What Did You Get for Question Five?


Wherein Our Heroine Examines Something She Hates.

As I have mentioned before, Our Hero is getting his master's degree. Here at Our Heroine's Job-Hunting Headquarters, we are very proud of him. He got an A on his first paper for one class and has taken his first midterm for another.

All of this going-to-school stuff has reminded me of some of the nightmare scenarios that are inherent in becoming a student again. My least favorite would be the post-exam deconstructionist critique, otherwise known as, "What did you get for question five?"

You know the scene: you've just exited an exam room, visions of blue book pages are still flipping before your eyes like those page-a-day calendar montages in a 1930's film. You either feel:

a.) Elated - you studied all the right things;
b.) Panicked - you studied all the wrong things;
c.) Wary - the professor's seemingly straightforward questions might have actually been trick ones; or
d.) Dazed - it's over, that's all you can say about it. You're one step away from shambling across to the Dean's office and moaning, "Brrraiiinnnnnsssss...." (Need we note that this is the most likely scenario?)

It is at this point when some hyperactive, overachieving, type-AAA-double-plus-ungood fiend comes up to you and says, "What did you get for question five?" During my last academic experience, it seemed that this question invariably came from a certain person who always claimed to be "in the weeds." He regularly reported that he was so far behind he could see himself coming.

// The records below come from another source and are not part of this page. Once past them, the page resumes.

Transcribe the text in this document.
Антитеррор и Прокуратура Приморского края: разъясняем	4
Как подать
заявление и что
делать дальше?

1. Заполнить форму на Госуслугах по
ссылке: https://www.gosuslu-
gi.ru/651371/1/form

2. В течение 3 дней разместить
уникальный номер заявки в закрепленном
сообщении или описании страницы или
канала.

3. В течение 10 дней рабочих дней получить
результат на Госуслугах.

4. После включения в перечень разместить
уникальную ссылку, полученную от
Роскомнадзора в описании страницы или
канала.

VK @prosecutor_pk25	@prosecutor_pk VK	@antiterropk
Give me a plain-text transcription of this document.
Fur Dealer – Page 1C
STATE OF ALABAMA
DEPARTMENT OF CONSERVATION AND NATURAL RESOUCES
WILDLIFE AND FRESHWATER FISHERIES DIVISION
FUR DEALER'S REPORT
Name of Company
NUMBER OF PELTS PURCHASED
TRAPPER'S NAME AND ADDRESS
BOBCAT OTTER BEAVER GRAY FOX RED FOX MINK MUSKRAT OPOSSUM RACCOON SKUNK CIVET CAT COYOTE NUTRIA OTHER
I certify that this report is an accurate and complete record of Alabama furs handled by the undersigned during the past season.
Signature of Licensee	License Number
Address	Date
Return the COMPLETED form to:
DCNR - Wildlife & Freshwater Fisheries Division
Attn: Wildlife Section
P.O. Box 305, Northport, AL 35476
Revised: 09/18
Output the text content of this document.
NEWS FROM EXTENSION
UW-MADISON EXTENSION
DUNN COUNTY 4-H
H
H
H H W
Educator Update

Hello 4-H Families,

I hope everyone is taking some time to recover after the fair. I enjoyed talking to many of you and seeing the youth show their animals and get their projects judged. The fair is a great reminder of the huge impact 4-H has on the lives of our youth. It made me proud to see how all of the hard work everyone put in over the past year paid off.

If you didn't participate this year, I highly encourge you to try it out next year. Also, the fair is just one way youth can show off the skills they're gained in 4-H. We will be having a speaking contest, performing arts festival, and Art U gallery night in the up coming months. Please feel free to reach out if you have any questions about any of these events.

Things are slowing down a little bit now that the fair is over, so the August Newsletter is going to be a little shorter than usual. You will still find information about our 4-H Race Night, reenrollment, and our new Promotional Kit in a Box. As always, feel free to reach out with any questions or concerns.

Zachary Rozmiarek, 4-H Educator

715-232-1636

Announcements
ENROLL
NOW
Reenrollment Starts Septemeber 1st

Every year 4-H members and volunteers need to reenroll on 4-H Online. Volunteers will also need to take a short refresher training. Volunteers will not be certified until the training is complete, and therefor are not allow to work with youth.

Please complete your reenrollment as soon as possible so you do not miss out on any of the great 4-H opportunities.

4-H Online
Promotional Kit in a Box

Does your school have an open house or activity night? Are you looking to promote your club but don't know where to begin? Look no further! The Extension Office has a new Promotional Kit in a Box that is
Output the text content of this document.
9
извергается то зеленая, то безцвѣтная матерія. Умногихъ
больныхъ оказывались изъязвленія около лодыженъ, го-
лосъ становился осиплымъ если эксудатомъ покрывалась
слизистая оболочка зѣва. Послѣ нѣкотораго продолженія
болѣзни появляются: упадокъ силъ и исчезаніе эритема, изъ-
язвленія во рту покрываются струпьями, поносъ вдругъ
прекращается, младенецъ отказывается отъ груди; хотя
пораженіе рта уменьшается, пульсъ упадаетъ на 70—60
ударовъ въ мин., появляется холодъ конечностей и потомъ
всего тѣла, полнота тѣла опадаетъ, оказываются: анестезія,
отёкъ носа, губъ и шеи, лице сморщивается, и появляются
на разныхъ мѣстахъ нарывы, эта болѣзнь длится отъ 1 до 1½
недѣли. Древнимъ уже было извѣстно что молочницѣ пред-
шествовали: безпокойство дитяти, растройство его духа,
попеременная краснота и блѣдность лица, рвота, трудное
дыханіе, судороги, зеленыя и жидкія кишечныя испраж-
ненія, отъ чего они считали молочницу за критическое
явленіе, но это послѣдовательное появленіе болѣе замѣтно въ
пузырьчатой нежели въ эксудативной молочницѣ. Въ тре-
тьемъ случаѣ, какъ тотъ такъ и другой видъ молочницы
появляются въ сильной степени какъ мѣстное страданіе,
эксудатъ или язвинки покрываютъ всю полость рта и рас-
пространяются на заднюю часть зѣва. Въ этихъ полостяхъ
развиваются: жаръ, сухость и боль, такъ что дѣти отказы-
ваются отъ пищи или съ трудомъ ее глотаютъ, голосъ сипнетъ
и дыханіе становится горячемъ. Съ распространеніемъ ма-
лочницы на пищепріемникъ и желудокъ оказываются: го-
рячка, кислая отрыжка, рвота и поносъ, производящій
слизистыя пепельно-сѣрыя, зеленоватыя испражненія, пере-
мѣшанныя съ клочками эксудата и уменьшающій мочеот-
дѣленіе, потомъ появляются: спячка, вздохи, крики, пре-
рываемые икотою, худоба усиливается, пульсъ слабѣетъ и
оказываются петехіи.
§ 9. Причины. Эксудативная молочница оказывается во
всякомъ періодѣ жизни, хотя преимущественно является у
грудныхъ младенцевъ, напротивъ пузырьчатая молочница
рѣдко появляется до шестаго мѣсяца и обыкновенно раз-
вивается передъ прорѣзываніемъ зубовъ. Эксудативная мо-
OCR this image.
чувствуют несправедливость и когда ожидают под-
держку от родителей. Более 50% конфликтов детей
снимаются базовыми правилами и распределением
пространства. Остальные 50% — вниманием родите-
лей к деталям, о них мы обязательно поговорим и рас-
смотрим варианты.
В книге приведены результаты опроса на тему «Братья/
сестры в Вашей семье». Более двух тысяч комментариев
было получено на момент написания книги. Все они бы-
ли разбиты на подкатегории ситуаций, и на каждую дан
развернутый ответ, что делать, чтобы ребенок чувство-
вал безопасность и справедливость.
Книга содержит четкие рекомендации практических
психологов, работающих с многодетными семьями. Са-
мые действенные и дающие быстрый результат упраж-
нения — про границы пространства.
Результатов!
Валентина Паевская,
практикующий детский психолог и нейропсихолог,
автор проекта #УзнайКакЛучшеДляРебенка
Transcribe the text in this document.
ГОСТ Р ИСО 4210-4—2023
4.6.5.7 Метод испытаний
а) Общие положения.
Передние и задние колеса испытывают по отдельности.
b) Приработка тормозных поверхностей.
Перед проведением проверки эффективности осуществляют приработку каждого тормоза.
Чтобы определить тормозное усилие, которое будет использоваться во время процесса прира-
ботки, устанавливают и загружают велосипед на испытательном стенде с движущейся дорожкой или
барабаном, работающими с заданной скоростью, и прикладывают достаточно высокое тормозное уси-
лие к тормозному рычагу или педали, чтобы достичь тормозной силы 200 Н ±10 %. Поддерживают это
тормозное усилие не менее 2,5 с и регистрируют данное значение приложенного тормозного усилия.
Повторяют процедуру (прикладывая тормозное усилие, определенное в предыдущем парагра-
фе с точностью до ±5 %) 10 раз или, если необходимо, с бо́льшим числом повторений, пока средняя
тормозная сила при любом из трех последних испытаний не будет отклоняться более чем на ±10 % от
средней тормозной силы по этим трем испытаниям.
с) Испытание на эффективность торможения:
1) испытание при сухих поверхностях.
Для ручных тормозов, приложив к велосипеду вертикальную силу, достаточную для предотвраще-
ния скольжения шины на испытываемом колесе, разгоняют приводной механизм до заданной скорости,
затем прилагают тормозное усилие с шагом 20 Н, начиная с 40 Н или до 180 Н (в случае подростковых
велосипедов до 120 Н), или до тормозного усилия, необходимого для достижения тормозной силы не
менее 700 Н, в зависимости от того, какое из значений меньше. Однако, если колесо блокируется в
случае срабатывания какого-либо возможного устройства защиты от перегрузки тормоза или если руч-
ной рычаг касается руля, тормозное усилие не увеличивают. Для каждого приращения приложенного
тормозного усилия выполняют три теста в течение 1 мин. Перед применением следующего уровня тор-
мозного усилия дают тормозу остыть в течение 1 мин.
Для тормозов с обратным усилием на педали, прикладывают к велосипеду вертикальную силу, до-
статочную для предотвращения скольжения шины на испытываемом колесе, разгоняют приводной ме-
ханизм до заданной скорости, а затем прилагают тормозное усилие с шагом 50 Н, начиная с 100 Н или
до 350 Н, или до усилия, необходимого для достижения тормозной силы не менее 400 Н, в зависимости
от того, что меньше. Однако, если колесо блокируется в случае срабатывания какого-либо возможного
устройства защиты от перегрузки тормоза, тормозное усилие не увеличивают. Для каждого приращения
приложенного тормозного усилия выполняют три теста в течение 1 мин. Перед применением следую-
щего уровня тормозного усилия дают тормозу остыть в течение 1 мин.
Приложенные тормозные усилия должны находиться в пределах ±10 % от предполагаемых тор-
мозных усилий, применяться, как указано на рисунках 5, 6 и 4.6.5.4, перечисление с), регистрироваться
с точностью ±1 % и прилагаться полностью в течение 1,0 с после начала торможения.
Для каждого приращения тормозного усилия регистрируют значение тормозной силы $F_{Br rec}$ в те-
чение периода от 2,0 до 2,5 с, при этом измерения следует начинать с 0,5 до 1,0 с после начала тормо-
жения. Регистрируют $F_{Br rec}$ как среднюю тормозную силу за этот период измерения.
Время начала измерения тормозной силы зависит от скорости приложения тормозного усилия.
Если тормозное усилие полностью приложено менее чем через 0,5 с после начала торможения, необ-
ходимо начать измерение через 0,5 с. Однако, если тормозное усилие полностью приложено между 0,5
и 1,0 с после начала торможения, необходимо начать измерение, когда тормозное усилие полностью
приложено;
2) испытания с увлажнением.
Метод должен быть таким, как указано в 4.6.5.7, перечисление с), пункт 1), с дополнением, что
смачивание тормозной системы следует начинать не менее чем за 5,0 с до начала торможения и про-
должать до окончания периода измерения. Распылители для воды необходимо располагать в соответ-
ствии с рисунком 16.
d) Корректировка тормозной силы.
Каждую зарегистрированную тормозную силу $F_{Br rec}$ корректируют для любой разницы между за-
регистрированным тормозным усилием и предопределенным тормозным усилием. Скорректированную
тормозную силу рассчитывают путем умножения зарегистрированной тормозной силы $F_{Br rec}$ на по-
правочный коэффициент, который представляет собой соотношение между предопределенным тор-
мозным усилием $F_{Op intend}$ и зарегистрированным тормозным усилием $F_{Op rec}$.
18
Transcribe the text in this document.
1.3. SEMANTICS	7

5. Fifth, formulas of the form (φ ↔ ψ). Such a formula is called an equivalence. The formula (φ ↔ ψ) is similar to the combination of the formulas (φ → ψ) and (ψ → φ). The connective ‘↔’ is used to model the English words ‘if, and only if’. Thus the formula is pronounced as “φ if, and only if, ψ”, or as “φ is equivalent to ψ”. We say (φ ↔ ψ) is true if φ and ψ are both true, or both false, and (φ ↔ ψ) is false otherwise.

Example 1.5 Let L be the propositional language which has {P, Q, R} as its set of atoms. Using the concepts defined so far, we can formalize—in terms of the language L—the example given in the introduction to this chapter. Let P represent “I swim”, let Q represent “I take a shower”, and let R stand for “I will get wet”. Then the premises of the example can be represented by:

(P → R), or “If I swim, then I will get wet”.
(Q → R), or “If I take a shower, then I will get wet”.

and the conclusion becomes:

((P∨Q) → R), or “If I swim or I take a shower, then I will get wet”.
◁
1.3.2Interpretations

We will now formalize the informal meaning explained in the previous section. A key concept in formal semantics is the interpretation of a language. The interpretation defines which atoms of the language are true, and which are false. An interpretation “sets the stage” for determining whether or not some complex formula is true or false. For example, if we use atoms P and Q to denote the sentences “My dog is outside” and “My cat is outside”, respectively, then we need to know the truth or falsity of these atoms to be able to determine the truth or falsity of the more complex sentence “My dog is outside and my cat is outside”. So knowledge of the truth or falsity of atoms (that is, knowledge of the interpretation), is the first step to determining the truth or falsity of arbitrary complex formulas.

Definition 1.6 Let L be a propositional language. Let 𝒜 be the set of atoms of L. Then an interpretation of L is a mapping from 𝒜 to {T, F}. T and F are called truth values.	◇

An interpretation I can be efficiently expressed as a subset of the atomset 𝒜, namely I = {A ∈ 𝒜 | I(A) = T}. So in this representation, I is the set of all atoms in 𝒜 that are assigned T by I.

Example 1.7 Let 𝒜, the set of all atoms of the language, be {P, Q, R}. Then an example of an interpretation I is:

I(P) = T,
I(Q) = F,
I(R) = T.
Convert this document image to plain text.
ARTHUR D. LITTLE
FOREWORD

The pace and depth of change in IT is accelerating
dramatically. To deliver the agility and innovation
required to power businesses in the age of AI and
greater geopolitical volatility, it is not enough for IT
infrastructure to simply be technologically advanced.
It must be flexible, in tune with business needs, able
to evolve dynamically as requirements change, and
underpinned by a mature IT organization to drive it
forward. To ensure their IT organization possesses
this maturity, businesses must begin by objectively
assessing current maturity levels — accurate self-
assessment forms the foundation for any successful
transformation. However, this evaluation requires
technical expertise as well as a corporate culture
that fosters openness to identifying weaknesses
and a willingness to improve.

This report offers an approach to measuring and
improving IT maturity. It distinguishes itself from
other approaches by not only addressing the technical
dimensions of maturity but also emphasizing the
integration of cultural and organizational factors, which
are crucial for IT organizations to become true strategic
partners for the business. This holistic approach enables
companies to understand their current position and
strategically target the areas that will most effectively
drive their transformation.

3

Ha. He used this tactic to lower expectations, the better to dazzle all when he made law review and graduated cum laude. Why he always chose to ask me what I got for question five, I will never know - just as he will never know how close I was to ripping his arm off and beating him with it whenever he asked me this asinine question.

Let's face it: I could never even remember what question five was. And if I did there was no good to be gained by realizing, ten minutes after I turned it in, that I had written the exam in such a way that my answers not only exposed me for an intellectual fraud, but would be read out loud in the next faculty meeting, the better to convulse the professor's peers in hilarity. The exam is over. The semester is over. What good is it to stand in the foyer and obsess over something you can do nothing about?

With the benefit of hindsight, I would have taken the following approach. Before handing in the exam, I would carefully have taken note of the number of the last question. Then I'd hand in my exam. When I was asked the inevitable question, I would say, "Oh, man - yeah. Question five. But what about question seventeen?"

Question sixteen would have been the last question on the exam.